ActAlign: Zero-Shot Fine-Grained Video Classification via Language-Guided Sequence Alignment
Amir Aghdam, Vincent Tao Hu, Björn Ommer
TL;DR
ActAlign tackles zero-shot fine-grained video classification by leveraging a large language model to generate an ordered sequence of sub-actions for each candidate class and then aligning these textual sequences to frame-wise video embeddings using Dynamic Time Warping in a shared SigLIP embedding space; the approach operates without any video–text training data. The method formalizes the prediction as $\hat{y}_i = \arg\max_{c_m \in \mathcal{Y}} \hat{\gamma}_{i,m}$, where $\hat{\gamma}_{i,m}$ reflects temporal alignment quality between frames and sub-actions after smoothing and affinity transformation. On ActionAtlas, ActAlign achieves Top-1 $30.40\%$, Top-2 $53.01\%$, and Top-3 $70.27\%$, surpassing baselines including billion-parameter VLMs while using ~8× fewer parameters, thanks to context-enhanced sub-actions and DTW-based temporal structure. This work demonstrates that structured language priors, combined with classical sequence alignment, can unlock open-set, fine-grained video understanding in a training-free, domain-general framework.
Abstract
We address the task of zero-shot video classification for extremely fine-grained actions (e.g., Windmill Dunk in basketball), where no video examples or temporal annotations are available for unseen classes.
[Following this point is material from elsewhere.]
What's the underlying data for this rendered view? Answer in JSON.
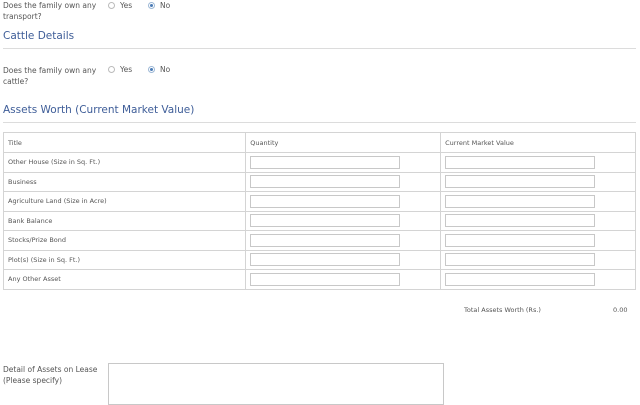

While image-language models (e.g., CLIP, SigLIP) show strong open-set recognition, they lack temporal modeling needed for video understanding. We propose ActAlign, a truly zero-shot, training-free method that formulates video classification as a sequence alignment problem, preserving the generalization strength of pretrained image-language models. For each class, a large language model (LLM) generates an ordered sequence of sub-actions, which we align with video frames using Dynamic Time Warping (DTW) in a shared embedding space. Without any video-text supervision or fine-tuning, ActAlign achieves 30.5% accuracy on ActionAtlas--the most diverse benchmark of fine-grained actions across multiple sports--where human performance is only 61.6%. ActAlign outperforms billion-parameter video-language models while using 8x fewer parameters. Our approach is model-agnostic and domain-general, demonstrating that structured language priors combined with classical alignment methods can unlock the open-set recognition potential of image-language models for fine-grained video understanding.